In our continuing topical series on the Christian life, Pastor Rich spoke about neighbors, specifically the ways in which we can be a good neighbor in ways that might seem a little unusual to society, or to our own preferences.
Rich characterized the typical neighbor relationship as one where one principally avoids the other. Our neighbors are friendly background noise to our lives. Their homes should be kept up to a certain standard so as not to offend our sensibilities. They should demand little or nothing of us, but if there is something we want of them they should respond immediately.
There are a lot of reasons we might react in this way toward our neighbor. We may be introverted and less inclined to social interaction generally. We may feel that we don’t have enough time. Or we may have cultivated a personality that makes certain friends and keeps them to the exclusion of all others.
Guilty.
I feel like a guy with a lot of demands on his time. In addition to spending 45 hours a week at work (5 of which are lunch but I’m still stuck in Delaware), plus another hour plus each day commuting, I already feel pretty drained. Couple that with engaging passions like the writing, and trying to spend time with my wife and I don’t often feel like I have time for anyone else. I enjoy the occasional social interaction, life group and church, monthly poker, and indeed even find these times restorative, but I’m not looking to add a whole bunch more to my life. When it gets to the weekend there’s either honey-do, my own projects, or frankly most weekends just rest and restoration.

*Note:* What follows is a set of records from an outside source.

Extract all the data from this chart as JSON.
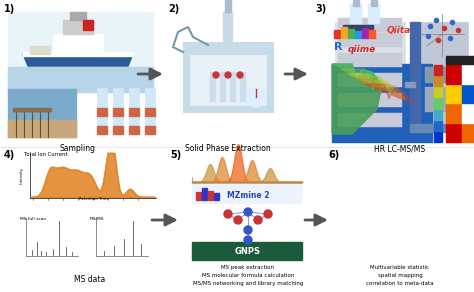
{
  "fig_width": 4.74,
  "fig_height": 2.92,
  "dpi": 100,
  "bg_color": "#ffffff",
  "arrow_color": "#555555",
  "ship_color": "#2a5a98",
  "ocean_color": "#b8d4e8",
  "sand_color": "#c8a87a",
  "water_color": "#7aabcc",
  "tube_color": "#d0e8f8",
  "tube_cap": "#cc6644",
  "spe_color": "#c8dce8",
  "lc_left_color": "#dde0e8",
  "lc_right_color": "#b8c8d8",
  "tic_color": "#e08020",
  "ms_bar_color": "#666666",
  "gnps_color": "#1a5c3a",
  "mzmine_color": "#2244cc",
  "r_color": "#276dc3",
  "qiime_color": "#cc2222",
  "qiita_color": "#e63525",
  "map_blue": "#2060b8",
  "map_green": "#4a9e5a",
  "map_yellow": "#d4c020",
  "map_orange": "#cc7020",
  "peak_colors": [
    "#cc8833",
    "#dd7722",
    "#ee6611",
    "#dd7722",
    "#cc8833"
  ],
  "network_node_colors": [
    "#cc3333",
    "#cc3333",
    "#3366cc",
    "#cc3333",
    "#3366cc",
    "#cc3333",
    "#3366cc"
  ],
  "bar_colors_qiita": [
    "#e63525",
    "#f5a623",
    "#4caf50",
    "#2196f3",
    "#9c27b0",
    "#ff5722"
  ],
  "heatmap_row1": [
    "#cc0000",
    "#ee6600",
    "#ffcc00"
  ],
  "heatmap_row2": [
    "#ee6600",
    "#ffffff",
    "#0055cc"
  ],
  "heatmap_row3": [
    "#ffcc00",
    "#0055cc",
    "#cc0000"
  ],
  "heatmap_row4": [
    "#cc0000",
    "#ffffff",
    "#ee6600"
  ],
  "panel1_label": "Sampling",
  "panel2_label": "Solid Phase Extraction",
  "panel3_label": "HR LC-MS/MS",
  "panel4_label": "MS data",
  "panel5_lines": [
    "MS peak extraction",
    "MS molecular formula calculation",
    "MS/MS networking and library matching"
  ],
  "panel6_lines": [
    "Multivariable statistic",
    "spatial mapping",
    "correlation to meta-data"
  ],
  "tic_label": "Total Ion Current",
  "ms_label1": "MS full scan",
  "ms_label2": "MS/MS",
  "gnps_label": "GNPS",
  "mzmine_label": "MZmine 2"
}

And I’m a bit of a curmudgeon at heart. I tend to care only what a specific few people care about me, and the rest’s opinion matters very little. I’ve never been the sort of person who cares what my neighbor thinks of my lawn (breaking social contract perhaps) and in fact think the fact that they’d have an opinion on anything I do to be demonstrably ridiculous (except loud noise at night because that’s just rude, this isn’t a college neighborhood).
If I see making friends with the neighbors as simply fulfilling a need for social interaction, then I’m already quite satisfied with my friends, my church, my co-workers, that I don’t really need anything else.
But what about seeing my neighbors as a kind of mission, another opportunity to spread the word of God to the people around me. I think a lot about the fact that I don’t really have much of a place to spread God’s love, work is predominantly Christian (at least the people I interact with), and aside from a couple of specific friends I will probably be having lifelong conversations with, I don’t have a lot of opportunities to simply be helpful to people.
Except I totally do.
I don’t know about choosing where you live specifically as a mission, something Rich touched on Sunday, but there’s plenty of mission to be had wherever you are. Clintonville’s a pretty nice place to live but everywhere has problems, people in need, or even just relationships that can be better.
For me, at least at first, it would probably be easier to build on something I already do, invite a neighbor to the monthly poker game, maybe time our daily klaw (that’s walk backwards so the dog doesn’t know what it is) so we can walk with our next door neighbors (assuming our dogs can learn to get along).
This is an area in which I feel personally challenged, which has the advantage of having a lot to write about, even if I don’t particularly know how to fix it at the moment. A lot of my life the last couple of years has been softening around people, not being so quick to judge, and to be more willing to give of myself, and to receive help (which Rich correctly assesses is actually harder to do).
How about you? Do you find interacting with neighbors comes naturally, or is it something you really have to work at?